All the opinion polls that you look at for the UK General Election in May show a hung Parliament as the most likely outcome. However, things are likely to crystallise a bit more over the next few weeks now that Parliament has been prorogued and the election officially called (although we’ve not had any doubt over the date this time).

If you read my previous series on the opinion polling for the Scottish Independence Referendum then you might be familiar with the graphs I produced. However that approach isn’t really helpful for the General Election. With the Independence Referendum there was a single binary question, and the aggregate national answer was what counted. So to predict the result you could simply track the polls and look at the trends. The 2015 General Election is a series of 650 first past the post elections with multiple parties in each seat. So the percentage shares of the vote don’t easily translate to a set number of seats.

The aftermath of the Independence Referendum in Scotland further complicates this further. All the UK parties tied themselves to the No campaign (because they were UK wide parties). That won, but 45% of the Scottish electorate wanted Independence. Not all of these 45% were normally SNP voters, and a fair number of them are likely to change how they vote in May. On top of this the Independence Referendum galvanised the Scots politically. The turnout was massive and the level of debate high. More people thought about what they wanted politically, and this too is likely to translate into changes in voting patterns in May.

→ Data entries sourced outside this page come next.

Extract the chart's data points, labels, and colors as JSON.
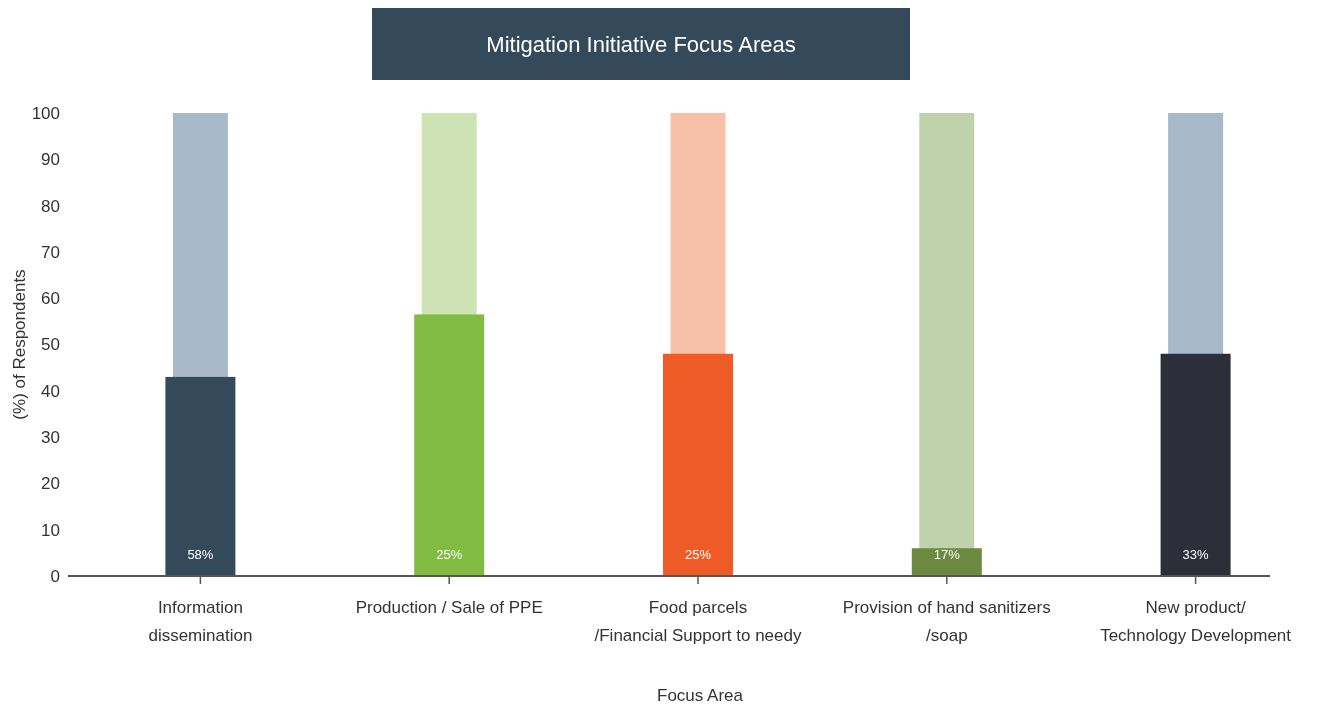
{
  "chart_data": {
    "type": "bar",
    "title": "Mitigation Initiative Focus Areas",
    "xlabel": "Focus Area",
    "ylabel": "(%) of Respondents",
    "categories": [
      "Information\ndissemination",
      "Production / Sale of PPE",
      "Food parcels\n/Financial Support to needy",
      "Provision of hand sanitizers\n/soap",
      "New product/\nTechnology Development"
    ],
    "series": [
      {
        "colors": [
          "#a9b9cc",
          "#cde3b3",
          "#f8bfa9",
          "#c0d2ac",
          "#a9b9cc"
        ],
        "values": [
          100,
          100,
          100,
          100,
          100
        ]
      },
      {
        "colors": [
          "#344a5a",
          "#7fbc41",
          "#ef5b27",
          "#6b8a3f",
          "#2c2f3a"
        ],
        "values": [
          43,
          56.5,
          48,
          6,
          48
        ]
      }
    ],
    "annotations": [
      "58%",
      "25%",
      "25%",
      "17%",
      "33%"
    ],
    "ylim": [
      0,
      100
    ],
    "yticks": [
      0,
      10,
      20,
      30,
      40,
      50,
      60,
      70,
      80,
      90,
      100
    ],
    "grid": false
  }
}
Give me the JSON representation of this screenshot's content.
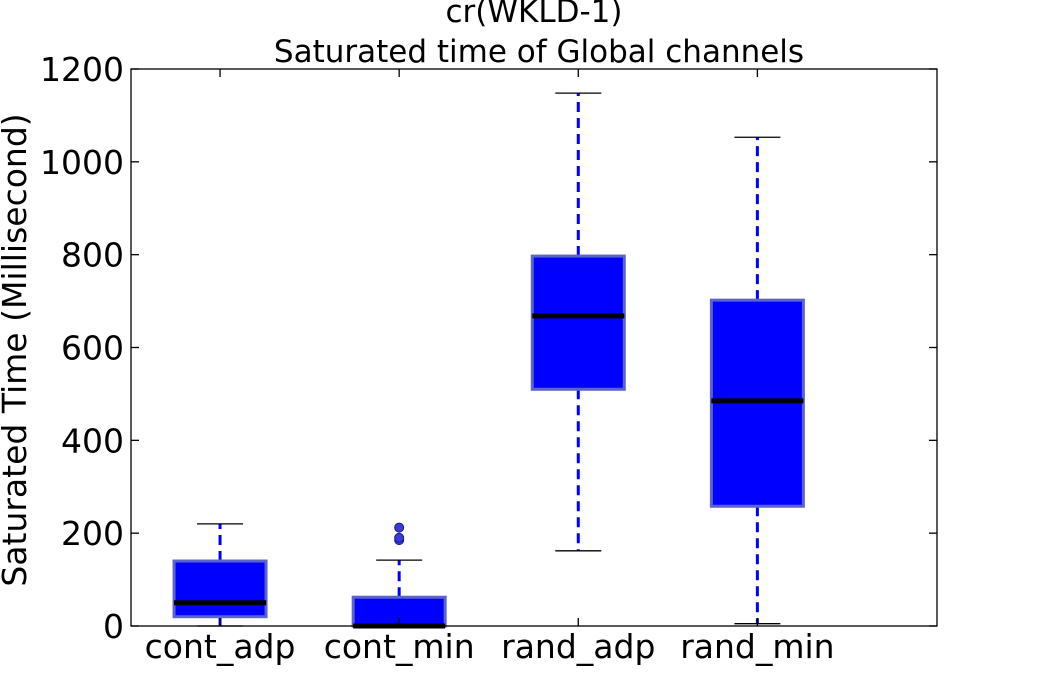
{
  "chart_data": {
    "type": "box",
    "title": "cr(WKLD-1)",
    "subtitle": "Saturated time of Global channels",
    "xlabel": "",
    "ylabel": "Saturated Time (Millisecond)",
    "ylim": [
      0,
      1200
    ],
    "yticks": [
      0,
      200,
      400,
      600,
      800,
      1000,
      1200
    ],
    "grid": false,
    "legend": "none",
    "categories": [
      "cont_adp",
      "cont_min",
      "rand_adp",
      "rand_min"
    ],
    "boxes": [
      {
        "category": "cont_adp",
        "whisker_low": 0,
        "q1": 20,
        "median": 50,
        "q3": 140,
        "whisker_high": 220,
        "outliers": []
      },
      {
        "category": "cont_min",
        "whisker_low": 0,
        "q1": 0,
        "median": 0,
        "q3": 62,
        "whisker_high": 142,
        "outliers": [
          185,
          190,
          212
        ]
      },
      {
        "category": "rand_adp",
        "whisker_low": 162,
        "q1": 510,
        "median": 668,
        "q3": 797,
        "whisker_high": 1148,
        "outliers": []
      },
      {
        "category": "rand_min",
        "whisker_low": 5,
        "q1": 258,
        "median": 485,
        "q3": 702,
        "whisker_high": 1053,
        "outliers": []
      }
    ],
    "colors": {
      "box_fill": "#0000ff",
      "box_edge": "#5a64cc",
      "whisker": "#0000ff",
      "median": "#000000",
      "outlier": "#3b3bdb"
    }
  }
}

So I am going to do something like my series on the Scottish Independence Referendum over the next few weeks, keeping it strictly factual and reporting the general view. What I will do differently is to use a seat calculator to turn the opinion poll headlines into results that might show what the shape of the new 2015 Parliament. Here’s a link to the one I’ll be using.  http://may2015.com/category/seat-calculator/

Margins of error

I’ll just leave you with one more thing, there is a lot of room for conflicting results from polls. This piece from yesterday’s Guardian hits the nail on the head.
http://www.theguardian.com/politics/datablog/2015/mar/30/election-2015-can-we-trust-polling

Electoral Calculus

An interesting view looking at the probabilities of certain outcomes, currently it shows 31% chance of a Labour majority, 2% chance of no overall control and 67% of some sort of coalition government.